Thursday, November 30, 2006
Albums by celebrities can be judged by several different criteria. On one hand, there's the "Novelty/WTF?" axis, on which either Muhammed Ali or Robert Mitchum can claim high scores. Then, of course, is the Hipster Angle, in which value depends upon the album's potential for future generations to appreciate it for entirely unintentional merits, a la Paris Hilton or Cheryl Ladd. Next is the "Celebrity Album That Manages to Surpass Its Low Expectations, and Actually Becomes a Critical Success". Milla Jovovich and Brigitte Bardot are thus far the only representatives on this axis. Finally, there is the obscurity angle...
Judged by this criterion alone, Canadian Louise Robey's album would almost certainly garner 3-4 stars. For those of you unfamiliar with her work, read on:
Most everybody who is aware of Robey remembers her from "Friday The 13th: The Series", an hour-long horror/drama TV series in much the same vein as the early Fox Network's "Werewolf". Friday the 13th featured a very clever premise involving cursed artifacts that granted the desires of their owners, but usually at the cost of someone else's blood. The show had some clever stories, as well as some memorable characters. The show's hook-savvy writers always made sure Robey wore a wet tank-top at some point in each episode, and if you're interested, she DID appear nude in a film. The name escapes me, but a quick Mr. Skin search should do the trick.
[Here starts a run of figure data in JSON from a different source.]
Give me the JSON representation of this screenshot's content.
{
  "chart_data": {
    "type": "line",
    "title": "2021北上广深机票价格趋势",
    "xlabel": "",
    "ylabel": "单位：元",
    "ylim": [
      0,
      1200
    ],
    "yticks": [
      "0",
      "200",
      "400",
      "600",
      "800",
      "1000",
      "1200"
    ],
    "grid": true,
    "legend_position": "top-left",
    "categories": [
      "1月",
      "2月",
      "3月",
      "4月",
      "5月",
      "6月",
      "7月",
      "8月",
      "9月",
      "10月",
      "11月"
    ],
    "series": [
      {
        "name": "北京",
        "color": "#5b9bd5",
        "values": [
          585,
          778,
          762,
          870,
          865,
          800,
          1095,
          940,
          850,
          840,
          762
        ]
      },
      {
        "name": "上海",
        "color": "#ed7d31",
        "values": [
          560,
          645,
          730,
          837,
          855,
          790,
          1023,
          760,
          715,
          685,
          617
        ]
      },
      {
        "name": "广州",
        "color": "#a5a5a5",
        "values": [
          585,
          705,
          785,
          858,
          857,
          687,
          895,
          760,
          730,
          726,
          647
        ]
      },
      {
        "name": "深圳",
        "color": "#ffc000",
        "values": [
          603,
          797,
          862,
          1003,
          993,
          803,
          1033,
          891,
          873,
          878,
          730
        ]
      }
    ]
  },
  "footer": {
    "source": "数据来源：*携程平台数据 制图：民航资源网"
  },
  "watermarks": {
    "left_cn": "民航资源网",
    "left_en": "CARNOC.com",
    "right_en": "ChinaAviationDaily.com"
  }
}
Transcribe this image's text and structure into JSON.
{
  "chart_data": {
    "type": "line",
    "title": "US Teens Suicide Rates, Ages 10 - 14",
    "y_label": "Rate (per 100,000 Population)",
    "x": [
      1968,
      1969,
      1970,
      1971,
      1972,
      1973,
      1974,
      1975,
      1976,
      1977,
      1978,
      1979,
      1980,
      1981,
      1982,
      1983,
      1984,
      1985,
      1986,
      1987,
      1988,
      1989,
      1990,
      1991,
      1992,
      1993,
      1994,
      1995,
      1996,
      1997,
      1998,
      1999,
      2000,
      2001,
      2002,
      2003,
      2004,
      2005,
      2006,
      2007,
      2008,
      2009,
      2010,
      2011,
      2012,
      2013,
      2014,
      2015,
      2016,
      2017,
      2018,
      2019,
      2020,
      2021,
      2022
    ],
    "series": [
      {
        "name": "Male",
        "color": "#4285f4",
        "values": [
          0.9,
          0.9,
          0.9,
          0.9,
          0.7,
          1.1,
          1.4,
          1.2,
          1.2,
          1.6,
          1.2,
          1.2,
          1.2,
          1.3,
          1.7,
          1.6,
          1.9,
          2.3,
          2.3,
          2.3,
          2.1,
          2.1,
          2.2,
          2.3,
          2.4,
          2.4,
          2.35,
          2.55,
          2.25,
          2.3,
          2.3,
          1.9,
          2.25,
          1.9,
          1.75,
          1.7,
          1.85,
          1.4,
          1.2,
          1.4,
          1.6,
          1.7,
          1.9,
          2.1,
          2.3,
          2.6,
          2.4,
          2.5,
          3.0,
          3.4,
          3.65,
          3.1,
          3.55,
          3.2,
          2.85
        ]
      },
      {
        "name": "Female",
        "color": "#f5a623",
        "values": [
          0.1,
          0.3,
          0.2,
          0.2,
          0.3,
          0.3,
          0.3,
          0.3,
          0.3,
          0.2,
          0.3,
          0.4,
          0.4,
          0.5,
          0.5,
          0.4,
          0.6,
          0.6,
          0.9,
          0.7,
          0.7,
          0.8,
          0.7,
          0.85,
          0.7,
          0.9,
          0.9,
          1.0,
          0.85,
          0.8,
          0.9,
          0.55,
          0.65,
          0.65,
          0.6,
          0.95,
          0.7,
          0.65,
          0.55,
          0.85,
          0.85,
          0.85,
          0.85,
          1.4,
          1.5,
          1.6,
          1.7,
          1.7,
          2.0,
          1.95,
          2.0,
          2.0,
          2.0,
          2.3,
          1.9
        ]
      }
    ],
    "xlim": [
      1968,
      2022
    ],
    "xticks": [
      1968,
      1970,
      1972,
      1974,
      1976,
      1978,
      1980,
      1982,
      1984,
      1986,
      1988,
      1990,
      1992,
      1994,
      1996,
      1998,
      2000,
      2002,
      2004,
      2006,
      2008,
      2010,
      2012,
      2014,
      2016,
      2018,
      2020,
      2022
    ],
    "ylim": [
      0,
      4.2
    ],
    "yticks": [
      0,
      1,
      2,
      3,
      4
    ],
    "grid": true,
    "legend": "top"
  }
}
Products of Canada tend to be either mildly entertaining (a la Alex Trebek) or utterly disappointing (a la curling). The "Friday The 13th" series managed to surpass these classifications, and holds a place of honor right up there between Rush and Ed the Sock.
Can't seem to get a fix on the date of this album. The date (possibly the date of reissue?) says 1995, but judging by the photos and the synth-heavy music, I'd put this at 1989 at the latest.